CCH® Medicare — 3/13/07

Lawmakers question MedPAC's recommendations

Lawmakers grilled Medicare Payment Advisory Commission (MedPAC) Chairman Glenn Hackbarth on March 6, 2007, asking why the commission recommends two possible paths for altering physician payments, rather than one clear recommendation. At a hearing of the Health subcommittee of the Energy and Commerce committee, Rep. Diana Degette (D-Colo.) said, "We thought we created you to make a recommendation." She asked Hackbarth if he could pick one option. He explained that the commission was split on whether expenditure targets are useful in Medicare. She and other Democrats said the recommendations are not detailed enough.

Rep. Steve Buyer (R-Ind.) defended the commission, saying MedPAC has been given an "impossible task," which is to decide prices for the entire health care industry. He added that he has deep concerns about any payment system that is not driven by customer satisfaction. "Patient evaluation must be a huge component of this," he said.

Hackbarth said the traditional Medicare program should stay in place, but private options should be available for beneficiaries. He emphasized that the government should not pay more for private Medicare plans than traditional fee-for-service Medicare. He also said that there needs to be some system of geographic adjustment and those changes should be budget neutral on a state by state basis.

Rep. Michael Burgess (R-Texas) said there should be more quality reporting mechanisms available to doctors that should not be punitive.

Just a few hours later, Hackbarth appeared before the House Ways and Means Health Subcommittee to answer questions on the commission's recommendations on the sustainable growth rate (SGR). He said that cuts in the rate could lead to reduced care and that changing the formula will take time. Chairman Pete Stark (D-Calif.) asked whether adjustments to physician payments could improve quality and control volume. He also asked how much CMS can do administratively to resolve problems in the system. Hackbarth said the agency could improve pricing accuracy, noting that Medicare pays too much for some services provided by hospitals and physicians. Rewarding coordination of care would require legislative changes.

He added that pay for performance is complex for physicians. "It's important to move ahead with pay for performance for physicians but to do so carefully," he said. More measures are not necessarily better, he said, emphasizing the importance of a good benefit to cost ratio when choosing measures.

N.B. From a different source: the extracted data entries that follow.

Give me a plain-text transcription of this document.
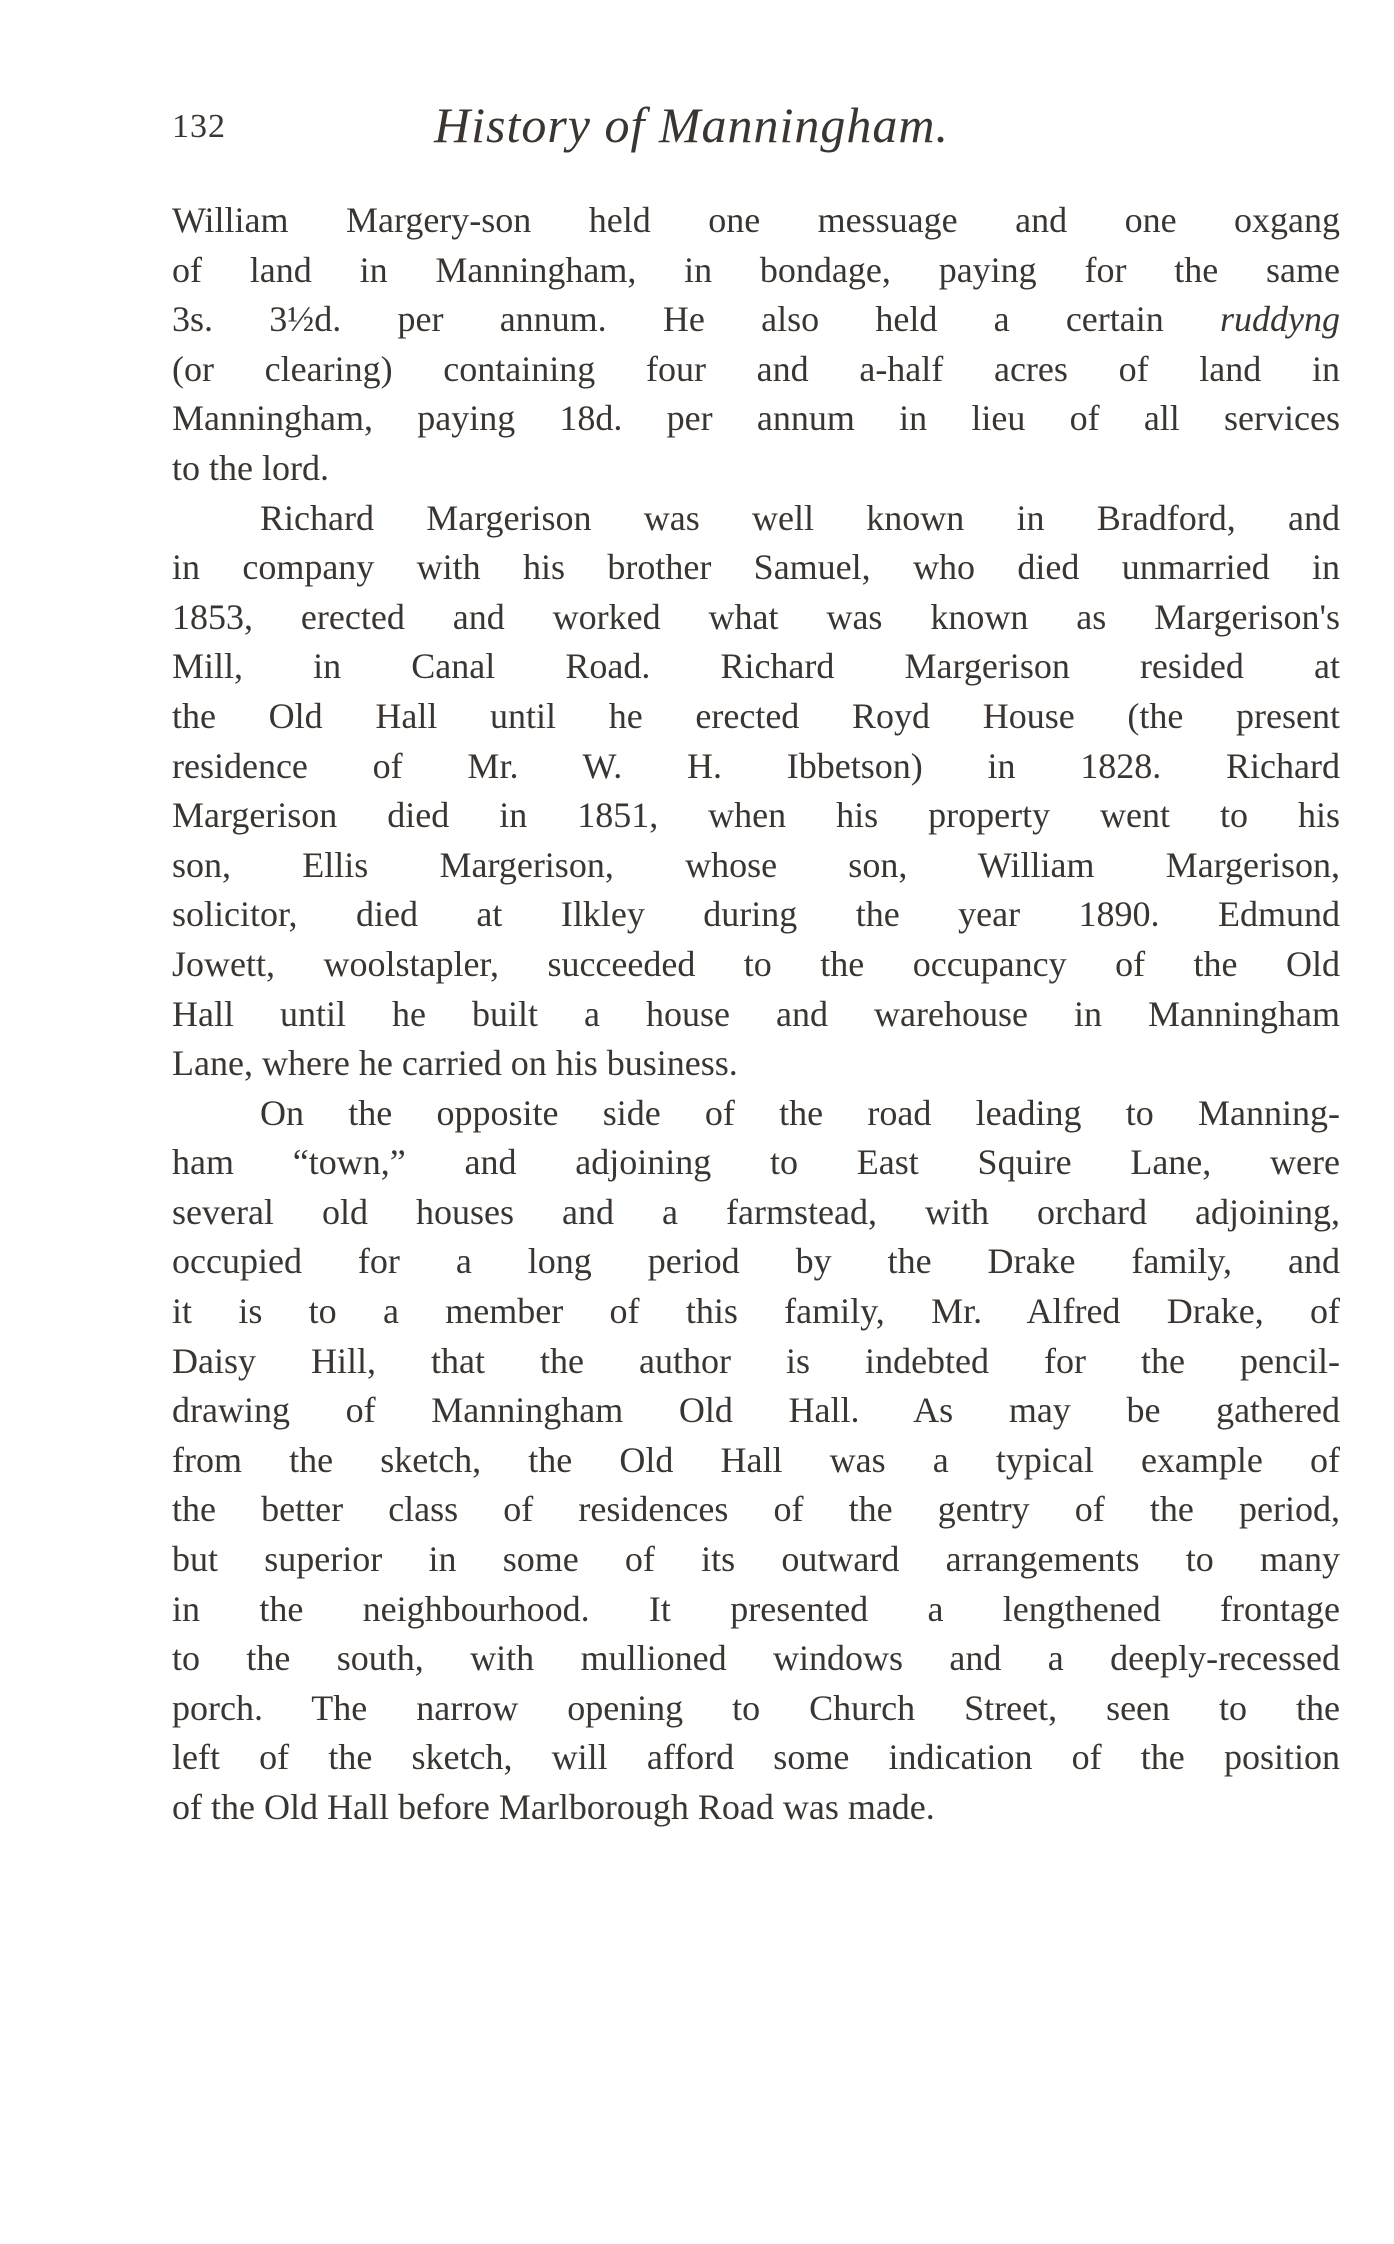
132	History of Manningham.
William Margery-son held one messuage and one oxgang
of land in Manningham, in bondage, paying for the same
3s. 3½d. per annum. He also held a certain ruddyng
(or clearing) containing four and a-half acres of land in
Manningham, paying 18d. per annum in lieu of all services
to the lord.
Richard Margerison was well known in Bradford, and
in company with his brother Samuel, who died unmarried in
1853, erected and worked what was known as Margerison's
Mill, in Canal Road. Richard Margerison resided at
the Old Hall until he erected Royd House (the present
residence of Mr. W. H. Ibbetson) in 1828. Richard
Margerison died in 1851, when his property went to his
son, Ellis Margerison, whose son, William Margerison,
solicitor, died at Ilkley during the year 1890. Edmund
Jowett, woolstapler, succeeded to the occupancy of the Old
Hall until he built a house and warehouse in Manningham
Lane, where he carried on his business.
On the opposite side of the road leading to Manning-
ham “town,” and adjoining to East Squire Lane, were
several old houses and a farmstead, with orchard adjoining,
occupied for a long period by the Drake family, and
it is to a member of this family, Mr. Alfred Drake, of
Daisy Hill, that the author is indebted for the pencil-
drawing of Manningham Old Hall. As may be gathered
from the sketch, the Old Hall was a typical example of
the better class of residences of the gentry of the period,
but superior in some of its outward arrangements to many
in the neighbourhood. It presented a lengthened frontage
to the south, with mullioned windows and a deeply-recessed
porch. The narrow opening to Church Street, seen to the
left of the sketch, will afford some indication of the position
of the Old Hall before Marlborough Road was made.
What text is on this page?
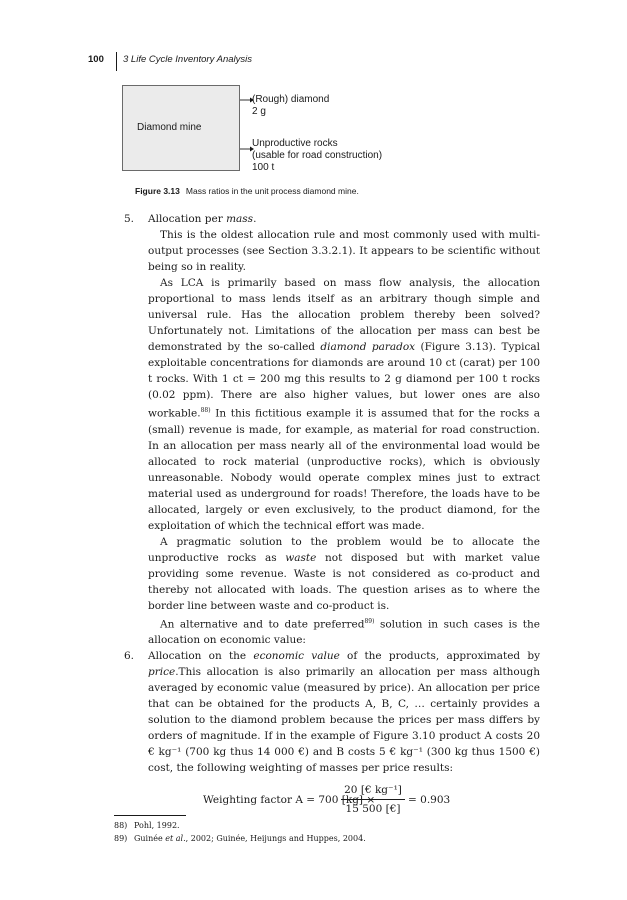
100 3 Life Cycle Inventory Analysis
Diamond mine
(Rough) diamond
2 g
Unproductive rocks
(usable for road construction)
100 t
Figure 3.13 Mass ratios in the unit process diamond mine.
5. Allocation per mass.

This is the oldest allocation rule and most commonly used with multi-output processes (see Section 3.3.2.1). It appears to be scientific without being so in reality.

As LCA is primarily based on mass flow analysis, the allocation proportional to mass lends itself as an arbitrary though simple and universal rule. Has the allocation problem thereby been solved? Unfortunately not. Limitations of the allocation per mass can best be demonstrated by the so-called diamond paradox (Figure 3.13). Typical exploitable concentrations for diamonds are around 10 ct (carat) per 100 t rocks. With 1 ct = 200 mg this results to 2 g diamond per 100 t rocks (0.02 ppm). There are also higher values, but lower ones are also workable.$^{88)}$ In this fictitious example it is assumed that for the rocks a (small) revenue is made, for example, as material for road construction. In an allocation per mass nearly all of the environmental load would be allocated to rock material (unproductive rocks), which is obviously unreasonable. Nobody would operate complex mines just to extract material used as underground for roads! Therefore, the loads have to be allocated, largely or even exclusively, to the product diamond, for the exploitation of which the technical effort was made.

A pragmatic solution to the problem would be to allocate the unproductive rocks as waste not disposed but with market value providing some revenue. Waste is not considered as co-product and thereby not allocated with loads. The question arises as to where the border line between waste and co-product is.

An alternative and to date preferred$^{89)}$ solution in such cases is the allocation on economic value:

6. Allocation on the economic value of the products, approximated by price.This allocation is also primarily an allocation per mass although averaged by economic value (measured by price). An allocation per price that can be obtained for the products A, B, C, … certainly provides a solution to the diamond problem because the prices per mass differs by orders of magnitude. If in the example of Figure 3.10 product A costs 20 € kg⁻¹ (700 kg thus 14 000 €) and B costs 5 € kg⁻¹ (300 kg thus 1500 €) cost, the following weighting of masses per price results:

Weighting factor A = 700 [kg] ×
$\frac{\text{20 [€ kg⁻¹]}}{15 500 [€]} = 0.903$
88) Pohl, 1992.
89) Guinée et al., 2002; Guinée, Heijungs and Huppes, 2004.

Rep. Phil English (R-Penn.) said that if MedPAC could not agree on the issue, there might be resistance from stakeholders as well. He asked how to limit the risk of rationing. Hackbarth said that decision makers must understand the effectiveness of different treatments, assessing whether the added benefit is equal to the added cost before paying for new treatments. "That's a luxury that's going to be increasingly difficult" for the program to afford, he said.